Back in 2007, IP Innovation filed a lawsuit against Red Hat and Novell. IP Innovation is a subsidiary of Acacia Technologies. You may have heard of them — they’re reported to be the most litigious patent troll in the USA, meaning they produce nothing of value other than money from those whom they sue (or threaten to sue) over patent issues. They’re alleging infringement of patents on a user interface that has multiple workspaces. Hard to say just what they mean (which is often a problem in software patents), but it sounds a lot like functionality that pretty much all programmers and consumers use.
That patent was filed back on March 25, 1987 by some folks at Xerox/PARC, which means that prior art dated before that date is helpful — and art dated before March 25, 1986 is the most useful. (That means art found in a Linux distribution may not help, seeing as how Linus Torvalds first began the Linux kernel in 1991.)
Red Hat has invited the community to join in the fight against the patent trolls by identifying prior art. They are coordinating efforts through the Post Issue Peer to Patent site, which is administered by the Center for Patent Innovations at the New York Law School, in conjunction with the US Patent and Trademark Office.
A noble goal, if you ask me.

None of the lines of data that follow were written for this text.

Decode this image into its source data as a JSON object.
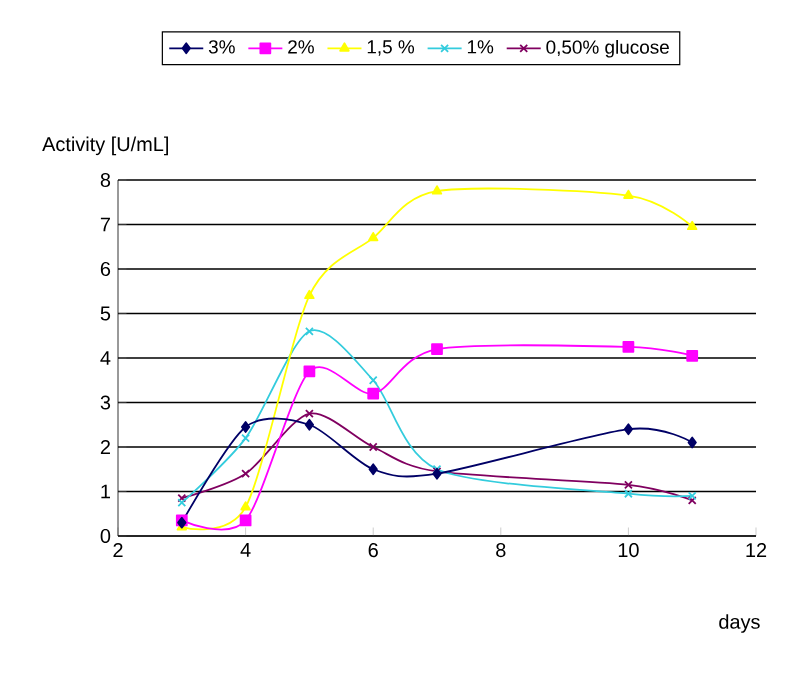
{
  "chart_data": {
    "type": "line",
    "xlabel": "days",
    "ylabel": "Activity  [U/mL]",
    "x": [
      3,
      4,
      5,
      6,
      7,
      10,
      11
    ],
    "xlim": [
      2,
      12
    ],
    "xticks": [
      2,
      4,
      6,
      8,
      10,
      12
    ],
    "ylim": [
      0,
      8
    ],
    "yticks": [
      0,
      1,
      2,
      3,
      4,
      5,
      6,
      7,
      8
    ],
    "grid": "y",
    "legend": "top",
    "series": [
      {
        "name": "3%",
        "color": "#000066",
        "marker": "diamond",
        "values": [
          0.3,
          2.45,
          2.5,
          1.5,
          1.4,
          2.4,
          2.1
        ]
      },
      {
        "name": "2%",
        "color": "#ff00ff",
        "marker": "square",
        "values": [
          0.35,
          0.35,
          3.7,
          3.2,
          4.2,
          4.25,
          4.05
        ]
      },
      {
        "name": "1,5 %",
        "color": "#ffff00",
        "marker": "triangle",
        "values": [
          0.2,
          0.65,
          5.4,
          6.7,
          7.75,
          7.65,
          6.95
        ]
      },
      {
        "name": "1%",
        "color": "#33ccdd",
        "marker": "cross",
        "values": [
          0.75,
          2.2,
          4.6,
          3.5,
          1.5,
          0.95,
          0.9
        ]
      },
      {
        "name": "0,50% glucose",
        "color": "#800060",
        "marker": "cross",
        "values": [
          0.85,
          1.4,
          2.75,
          2.0,
          1.45,
          1.15,
          0.8
        ]
      }
    ]
  }
}
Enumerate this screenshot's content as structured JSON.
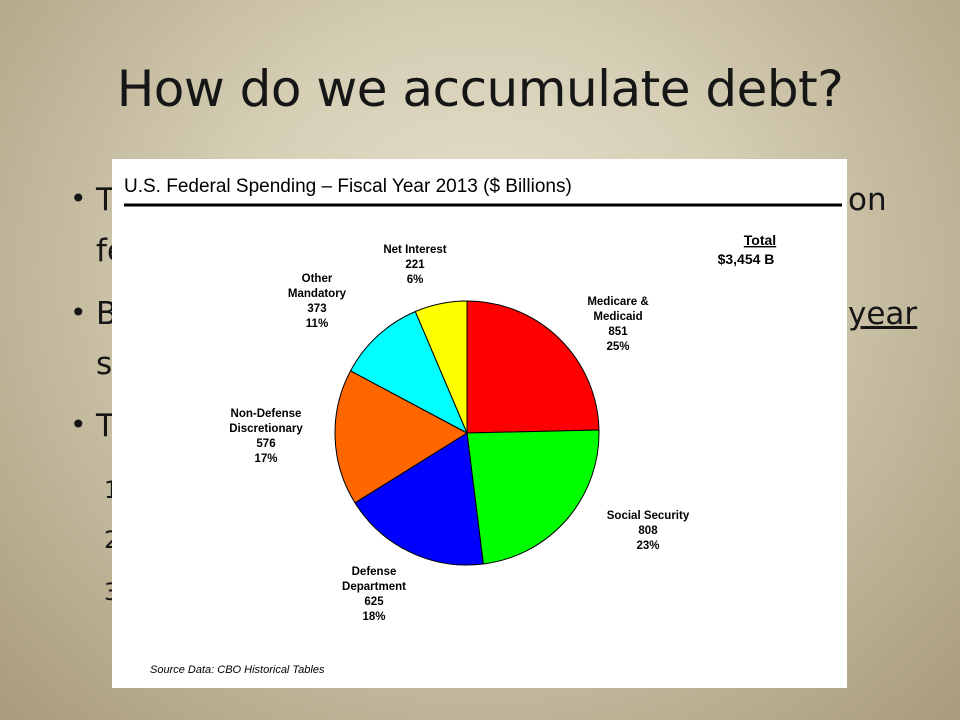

Patents should be a tool to foster competition – not one to just make money and consequently stifle innovation. I strongly believe that any filed patent should be accompanied by a working prototype (instead of just some vague drawing a la “warp drive goes here“), and that only that specific implementation as used by the prototype is covered by the patent. If that patent is not used in a product within, say, three years, the patent becomes void, allowing others to do a better job of doing so.